The verdict established that on July 14 and 15, 1995, members of the Sixth Battalion, who were under the defendant’s supervision, participated in receiving and guarding several hundred male captives from Srebrenica, who were held in a school building in the village of Petkovci in the Zvornik area.
The captives were beaten and at least 20 of them were killed.
The verdict further established that more than 700 captives were then shot dead at a dam in Petkovci.
The however found that the prosecution had not proved the existence of an agreement between the defendant and the perpetrators about concealing evidence of the murders.

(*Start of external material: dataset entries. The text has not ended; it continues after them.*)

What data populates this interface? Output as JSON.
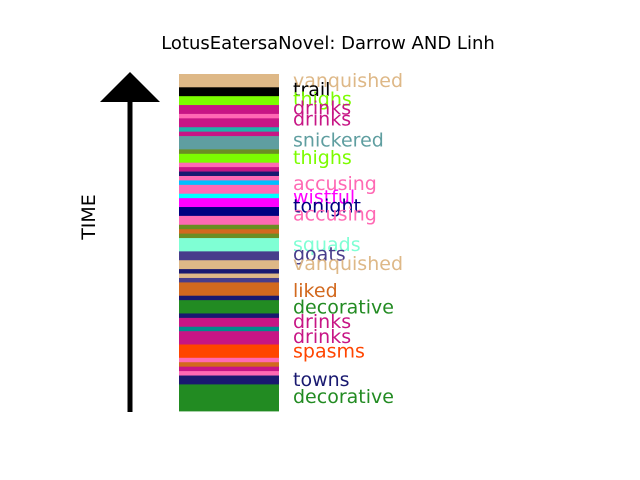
{
  "chart_data": {
    "type": "bar",
    "title": "LotusEatersaNovel: Darrow AND Linh",
    "ylabel": "TIME",
    "bands": [
      {
        "color": "#deb887",
        "weight": 3
      },
      {
        "color": "#000000",
        "weight": 2
      },
      {
        "color": "#7cfc00",
        "weight": 2
      },
      {
        "color": "#c71585",
        "weight": 2
      },
      {
        "color": "#ff69b4",
        "weight": 1
      },
      {
        "color": "#c71585",
        "weight": 2
      },
      {
        "color": "#20b2aa",
        "weight": 1
      },
      {
        "color": "#c71585",
        "weight": 1
      },
      {
        "color": "#5f9ea0",
        "weight": 3
      },
      {
        "color": "#6b8e23",
        "weight": 1
      },
      {
        "color": "#7cfc00",
        "weight": 2
      },
      {
        "color": "#ff69b4",
        "weight": 1
      },
      {
        "color": "#c71585",
        "weight": 1
      },
      {
        "color": "#191970",
        "weight": 1
      },
      {
        "color": "#ff69b4",
        "weight": 1
      },
      {
        "color": "#00bfff",
        "weight": 1
      },
      {
        "color": "#ff69b4",
        "weight": 2
      },
      {
        "color": "#00ffff",
        "weight": 1
      },
      {
        "color": "#ff00ff",
        "weight": 2
      },
      {
        "color": "#000080",
        "weight": 2
      },
      {
        "color": "#ff69b4",
        "weight": 2
      },
      {
        "color": "#6b8e23",
        "weight": 1
      },
      {
        "color": "#d2691e",
        "weight": 1
      },
      {
        "color": "#6b8e23",
        "weight": 1
      },
      {
        "color": "#7fffd4",
        "weight": 3
      },
      {
        "color": "#483d8b",
        "weight": 2
      },
      {
        "color": "#deb887",
        "weight": 2
      },
      {
        "color": "#191970",
        "weight": 1
      },
      {
        "color": "#deb887",
        "weight": 1
      },
      {
        "color": "#483d8b",
        "weight": 1
      },
      {
        "color": "#d2691e",
        "weight": 3
      },
      {
        "color": "#191970",
        "weight": 1
      },
      {
        "color": "#228b22",
        "weight": 3
      },
      {
        "color": "#191970",
        "weight": 1
      },
      {
        "color": "#c71585",
        "weight": 2
      },
      {
        "color": "#008b8b",
        "weight": 1
      },
      {
        "color": "#c71585",
        "weight": 3
      },
      {
        "color": "#ff4500",
        "weight": 3
      },
      {
        "color": "#ff69b4",
        "weight": 1
      },
      {
        "color": "#d2691e",
        "weight": 1
      },
      {
        "color": "#c71585",
        "weight": 1
      },
      {
        "color": "#ff69b4",
        "weight": 1
      },
      {
        "color": "#191970",
        "weight": 2
      },
      {
        "color": "#228b22",
        "weight": 6
      }
    ],
    "labels": [
      {
        "text": "vanquished",
        "color": "#deb887",
        "pos": 0.018
      },
      {
        "text": "trail",
        "color": "#000000",
        "pos": 0.045
      },
      {
        "text": "thighs",
        "color": "#7cfc00",
        "pos": 0.072
      },
      {
        "text": "drinks",
        "color": "#c71585",
        "pos": 0.099
      },
      {
        "text": "drinks",
        "color": "#c71585",
        "pos": 0.132
      },
      {
        "text": "snickered",
        "color": "#5f9ea0",
        "pos": 0.195
      },
      {
        "text": "thighs",
        "color": "#7cfc00",
        "pos": 0.246
      },
      {
        "text": "accusing",
        "color": "#ff69b4",
        "pos": 0.324
      },
      {
        "text": "wistful",
        "color": "#ff00ff",
        "pos": 0.363
      },
      {
        "text": "tonight",
        "color": "#000080",
        "pos": 0.39
      },
      {
        "text": "accusing",
        "color": "#ff69b4",
        "pos": 0.414
      },
      {
        "text": "squads",
        "color": "#7fffd4",
        "pos": 0.504
      },
      {
        "text": "goats",
        "color": "#483d8b",
        "pos": 0.533
      },
      {
        "text": "vanquished",
        "color": "#deb887",
        "pos": 0.561
      },
      {
        "text": "liked",
        "color": "#d2691e",
        "pos": 0.641
      },
      {
        "text": "decorative",
        "color": "#228b22",
        "pos": 0.69
      },
      {
        "text": "drinks",
        "color": "#c71585",
        "pos": 0.733
      },
      {
        "text": "drinks",
        "color": "#c71585",
        "pos": 0.778
      },
      {
        "text": "spasms",
        "color": "#ff4500",
        "pos": 0.82
      },
      {
        "text": "towns",
        "color": "#191970",
        "pos": 0.905
      },
      {
        "text": "decorative",
        "color": "#228b22",
        "pos": 0.955
      }
    ]
  }
}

“The defendant engaged members of the Sixth Battalion to guard the captives in front of the school building, although it is not disputed that they were guarded by other Bosnian Serb Army members as well,” said presiding judge Mirko Bozovic.
“The chamber also determined that Stanisic knew about the murder plan, but it was unable to determine whether he shared genocidal intent with the perpetrators,” Bozovic added.
Explaining the length of the sentence, Bozovic said that mitigating circumstances included the fact that the defendant has never been convicted before, has a family, and is old and in deteriorating health.
Stanisic was originally charged together with Marko Milosevic, deputy commander of the Sixth Battalion of the Bosnian Serb Army’s Zvornik Brigade, who has already been acquitted under a second-instance verdict handed down by the appeals chamber.
The Stanisic verdict cannot be appealed.